The business and management skills you gain from teaching and tuition include:
- Increased understanding of people’s behaviour and how they learn
- Emotional intelligence
- The ability to change your communication styles as appropriate
- Coaching and mentoring
- The ability to complete, and an understanding of the importance of, record keeping
- Planning and organisation
- Creative thinking (when deciding how to engage the class or teach a concept)
- Experience of undertaking risk assessments
- Being trusted and responsible.
5. Volunteer or fundraise for a good cause
Regularly volunteering your time for a good cause or to help others is great for your own personal development. This is especially the case if it gets you outside the campus/student ‘bubble’ and gets you used to dealing with lots of different people.
At university, one of the best places to start looking for volunteering opportunities is your RAG society, but you can also approach charitable organisations that interest you to see how you can help out. There are organisations that arrange voluntary work overseas, although there is often a fee for this.
You could also organise a bake sale, run a marathon, do a sponsored silence to raise money for charity as an individual or as part of a group of friends; fundraising is always a good addition to a business CV.
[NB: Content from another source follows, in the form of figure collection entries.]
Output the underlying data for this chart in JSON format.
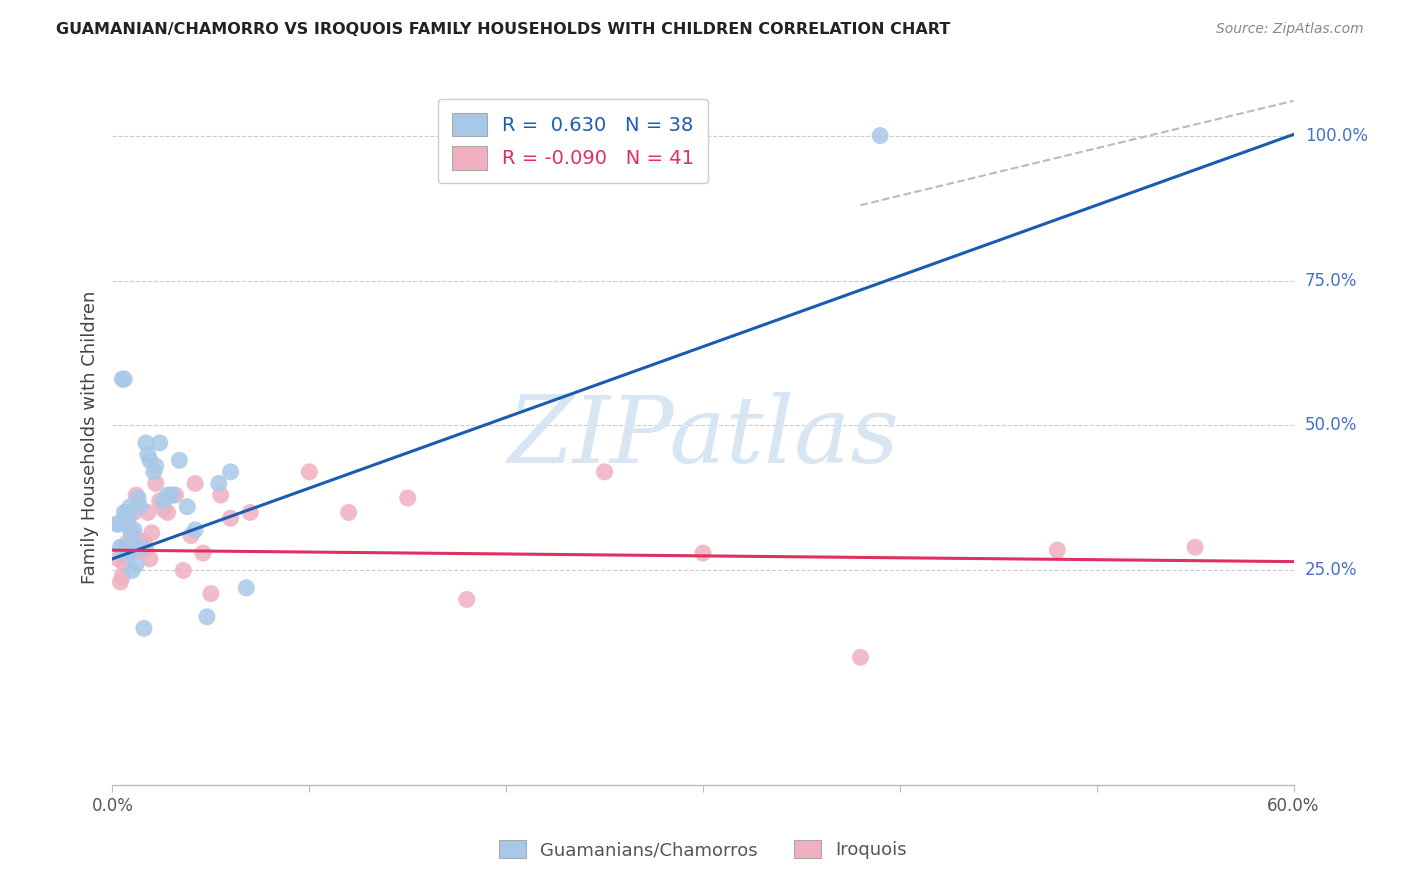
{
  "title": "GUAMANIAN/CHAMORRO VS IROQUOIS FAMILY HOUSEHOLDS WITH CHILDREN CORRELATION CHART",
  "source": "Source: ZipAtlas.com",
  "ylabel": "Family Households with Children",
  "xlim": [
    0.0,
    0.6
  ],
  "ylim": [
    -0.12,
    1.08
  ],
  "blue_R": 0.63,
  "blue_N": 38,
  "pink_R": -0.09,
  "pink_N": 41,
  "blue_color": "#A8C8E8",
  "pink_color": "#F0B0C0",
  "blue_line_color": "#1A5CB0",
  "pink_line_color": "#E03060",
  "blue_scatter_x": [
    0.002,
    0.003,
    0.004,
    0.005,
    0.005,
    0.006,
    0.006,
    0.007,
    0.007,
    0.008,
    0.008,
    0.009,
    0.009,
    0.01,
    0.01,
    0.011,
    0.012,
    0.013,
    0.014,
    0.015,
    0.016,
    0.017,
    0.018,
    0.019,
    0.021,
    0.022,
    0.024,
    0.026,
    0.028,
    0.03,
    0.034,
    0.038,
    0.042,
    0.048,
    0.054,
    0.06,
    0.068,
    0.39
  ],
  "blue_scatter_y": [
    0.33,
    0.33,
    0.29,
    0.29,
    0.58,
    0.58,
    0.35,
    0.28,
    0.35,
    0.34,
    0.28,
    0.32,
    0.36,
    0.3,
    0.25,
    0.32,
    0.26,
    0.375,
    0.36,
    0.29,
    0.15,
    0.47,
    0.45,
    0.44,
    0.42,
    0.43,
    0.47,
    0.37,
    0.38,
    0.38,
    0.44,
    0.36,
    0.32,
    0.17,
    0.4,
    0.42,
    0.22,
    1.0
  ],
  "pink_scatter_x": [
    0.003,
    0.004,
    0.005,
    0.006,
    0.007,
    0.008,
    0.009,
    0.01,
    0.011,
    0.012,
    0.013,
    0.014,
    0.015,
    0.016,
    0.017,
    0.018,
    0.019,
    0.02,
    0.022,
    0.024,
    0.026,
    0.028,
    0.03,
    0.032,
    0.036,
    0.04,
    0.042,
    0.046,
    0.05,
    0.055,
    0.06,
    0.07,
    0.1,
    0.12,
    0.15,
    0.18,
    0.25,
    0.3,
    0.38,
    0.48,
    0.55
  ],
  "pink_scatter_y": [
    0.27,
    0.23,
    0.24,
    0.26,
    0.33,
    0.3,
    0.28,
    0.315,
    0.35,
    0.38,
    0.29,
    0.3,
    0.285,
    0.3,
    0.285,
    0.35,
    0.27,
    0.315,
    0.4,
    0.37,
    0.355,
    0.35,
    0.38,
    0.38,
    0.25,
    0.31,
    0.4,
    0.28,
    0.21,
    0.38,
    0.34,
    0.35,
    0.42,
    0.35,
    0.375,
    0.2,
    0.42,
    0.28,
    0.1,
    0.285,
    0.29
  ],
  "watermark_text": "ZIPatlas",
  "background_color": "#FFFFFF",
  "grid_color": "#CCCCCC",
  "ytick_positions": [
    0.25,
    0.5,
    0.75,
    1.0
  ],
  "ytick_labels": [
    "25.0%",
    "50.0%",
    "75.0%",
    "100.0%"
  ],
  "xtick_positions": [
    0.0,
    0.1,
    0.2,
    0.3,
    0.4,
    0.5,
    0.6
  ],
  "xtick_labels": [
    "0.0%",
    "",
    "",
    "",
    "",
    "",
    "60.0%"
  ],
  "blue_line_intercept": 0.27,
  "blue_line_slope": 1.22,
  "pink_line_intercept": 0.285,
  "pink_line_slope": -0.033,
  "ref_line_x0": 0.38,
  "ref_line_x1": 0.6,
  "ref_line_y0": 0.88,
  "ref_line_y1": 1.06
}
Depending on the nature of your voluntary work, you may gain the following skills and qualities among others:
- Empathy and emotional intelligence
- Communication skills, including the ability to adapt your communication styles to different audiences/situations
- Customer service/client management skills
- Being responsible and reliable
- Time management
- Teamwork (if working as part of a team), leadership (if leading it) or ability to work independently (if fundraising solo)
- Evidence that you are goal-oriented and target-driven (if fundraising).
- Entrepreneurial, creative and innovative thinking.
Zara Rose, a graduate project manager at BT, told us: ‘While I was at university, I volunteered at a local hospital. I supported patients and staff, such as by helping blind people to get to their appointments. By balancing other commitments with my studies, I gained time management skills, which now help me when completing my day-to-day tasks while taking on additional responsibilities.’
These are examples, not instructions
Bear in mind that the ideas above are merely suggestions, not a prescription. Recruiters are more interested what your skills are, rather than how you gained them, and so do not get hung up on an idea of having to get the ‘right’ experience; in fact, it is often better to actively pursue one or two interests than to spread yourself too thinly.
Whatever your extracurricular activities, just make sure you stress the skills and experience you have gained. Our advice on conveying your leadership potential on your CV will help you to do this, while our feature on what to put in the further interests section of a CV will also give you clues on how to make the most of your extracurricular activities.